Welcome to Monday Mastery, a series designed to shift your perspective, teach you new techniques, and help you become a more effective writer, one tip at a time.
You communicate online to stand out. To show how you’re different. To raise awareness and be heard.
The last thing you want is to sound like a clone and get lost in the crowd.
This is one of the primary reasons I argue you shouldn’t use AI to write for you. To inspire your own creativity, to wrestle with your ideas, to brainstorm, sure — but not to write for you.
It’s also why I don’t believe templates are entirely helpful, beyond this one use case:
Giving you something to push off of when you sit down to write.

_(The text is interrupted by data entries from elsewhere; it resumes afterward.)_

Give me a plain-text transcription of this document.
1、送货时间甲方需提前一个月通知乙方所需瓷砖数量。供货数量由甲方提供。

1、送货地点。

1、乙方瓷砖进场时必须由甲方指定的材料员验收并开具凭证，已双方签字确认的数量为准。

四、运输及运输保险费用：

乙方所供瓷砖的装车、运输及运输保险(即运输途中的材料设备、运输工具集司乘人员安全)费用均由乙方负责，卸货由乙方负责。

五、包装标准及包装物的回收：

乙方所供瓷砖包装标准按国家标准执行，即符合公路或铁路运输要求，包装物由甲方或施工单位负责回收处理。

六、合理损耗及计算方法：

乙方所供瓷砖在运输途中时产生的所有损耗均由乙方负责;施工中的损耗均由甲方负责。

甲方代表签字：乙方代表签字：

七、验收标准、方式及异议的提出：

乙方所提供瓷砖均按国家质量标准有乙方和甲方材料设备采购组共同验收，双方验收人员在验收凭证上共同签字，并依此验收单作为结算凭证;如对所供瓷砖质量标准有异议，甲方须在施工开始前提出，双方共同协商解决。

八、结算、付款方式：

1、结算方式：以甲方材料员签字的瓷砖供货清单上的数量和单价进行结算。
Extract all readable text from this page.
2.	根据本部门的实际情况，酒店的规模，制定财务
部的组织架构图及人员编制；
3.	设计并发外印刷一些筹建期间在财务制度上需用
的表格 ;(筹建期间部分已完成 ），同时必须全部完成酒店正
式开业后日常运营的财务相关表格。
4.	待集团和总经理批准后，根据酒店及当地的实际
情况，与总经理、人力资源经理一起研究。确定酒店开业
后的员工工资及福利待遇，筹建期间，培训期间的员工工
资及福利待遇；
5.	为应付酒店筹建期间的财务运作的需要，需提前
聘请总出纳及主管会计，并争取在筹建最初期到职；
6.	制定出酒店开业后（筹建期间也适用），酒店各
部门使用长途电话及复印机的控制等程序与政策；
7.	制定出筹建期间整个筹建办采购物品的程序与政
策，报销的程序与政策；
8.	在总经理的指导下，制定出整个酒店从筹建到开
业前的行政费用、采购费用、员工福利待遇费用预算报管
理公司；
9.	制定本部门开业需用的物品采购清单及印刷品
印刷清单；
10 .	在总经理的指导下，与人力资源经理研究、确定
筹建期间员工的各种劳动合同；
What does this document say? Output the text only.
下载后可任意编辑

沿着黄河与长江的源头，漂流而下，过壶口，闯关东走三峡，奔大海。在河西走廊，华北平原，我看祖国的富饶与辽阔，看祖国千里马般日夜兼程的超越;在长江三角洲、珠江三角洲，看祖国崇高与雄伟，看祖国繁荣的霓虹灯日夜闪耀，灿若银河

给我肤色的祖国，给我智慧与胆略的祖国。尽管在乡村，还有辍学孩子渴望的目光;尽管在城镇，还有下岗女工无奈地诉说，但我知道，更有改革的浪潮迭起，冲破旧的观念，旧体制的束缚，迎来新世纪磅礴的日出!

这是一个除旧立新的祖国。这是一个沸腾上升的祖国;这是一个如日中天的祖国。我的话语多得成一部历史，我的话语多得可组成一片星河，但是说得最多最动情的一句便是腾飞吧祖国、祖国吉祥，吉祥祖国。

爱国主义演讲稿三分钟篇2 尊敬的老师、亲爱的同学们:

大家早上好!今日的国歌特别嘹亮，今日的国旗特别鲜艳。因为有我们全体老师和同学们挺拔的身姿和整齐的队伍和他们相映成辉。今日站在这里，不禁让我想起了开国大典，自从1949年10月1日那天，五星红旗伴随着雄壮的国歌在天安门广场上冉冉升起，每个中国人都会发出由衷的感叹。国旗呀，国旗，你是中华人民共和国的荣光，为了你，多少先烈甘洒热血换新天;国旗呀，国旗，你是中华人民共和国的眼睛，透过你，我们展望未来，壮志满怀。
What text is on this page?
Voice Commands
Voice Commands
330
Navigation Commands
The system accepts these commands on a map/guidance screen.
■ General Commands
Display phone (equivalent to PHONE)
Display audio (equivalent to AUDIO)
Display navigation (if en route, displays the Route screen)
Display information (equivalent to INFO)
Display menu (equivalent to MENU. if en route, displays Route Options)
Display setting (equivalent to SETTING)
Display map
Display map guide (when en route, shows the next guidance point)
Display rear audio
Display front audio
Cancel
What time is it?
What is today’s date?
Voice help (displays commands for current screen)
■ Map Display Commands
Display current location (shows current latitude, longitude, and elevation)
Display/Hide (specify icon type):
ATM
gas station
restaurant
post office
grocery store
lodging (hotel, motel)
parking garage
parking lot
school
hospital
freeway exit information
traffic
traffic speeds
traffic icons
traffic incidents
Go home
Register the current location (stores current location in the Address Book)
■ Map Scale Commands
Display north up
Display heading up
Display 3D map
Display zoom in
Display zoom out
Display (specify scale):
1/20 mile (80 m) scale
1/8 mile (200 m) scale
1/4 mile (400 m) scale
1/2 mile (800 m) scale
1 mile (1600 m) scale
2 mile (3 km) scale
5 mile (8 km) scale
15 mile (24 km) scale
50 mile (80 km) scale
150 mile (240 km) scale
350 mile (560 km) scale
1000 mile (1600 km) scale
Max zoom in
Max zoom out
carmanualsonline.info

Never start with a blank page
The blank page can be the scariest thing in the world to really smart people.
You have a million ideas, all vying for screentime. It’s enough to make you freeze with decision overwhelm.
Don’t set yourself up for failure.
Put something on the page.
Personally, I like starting with a clip of research.
I grab a stat or a quote, or something that speaks to the topic I want to get at, and I paste it on the page (in red font, to remind me that it’s not mine, and avoid accidental plagiarism as I craft my content). Those few little words on the page are usually enough to shut down my decision overwhelm, inspire a response and get my fingers flying on the keyboard.
But a template can be an alternative, if you don’t follow it religiously.
Use a template as something to respond to.
To push off of.
To bump up against and react to.
Here’s an example.
This comes from one of my favorite publishing business experts, Joanna Penn:
All you need for a story is:
A character
In a setting
Who has a goal
Who has to overcome all kinds of conflict on the way to achieving that goal while
Someone or something tries to stop them
The character either achieves their goal or fails
And along the way, they go through some kind of transformation
Plop that template on a blank page and see what stirs up in your creative spirit. That could be a great jumping off point for a case study, a sales page, an article, a personal story for a keynote speech, or an intriguing LinkedIn post.
See what happens when you don’t take a template as law, but as something to respond to.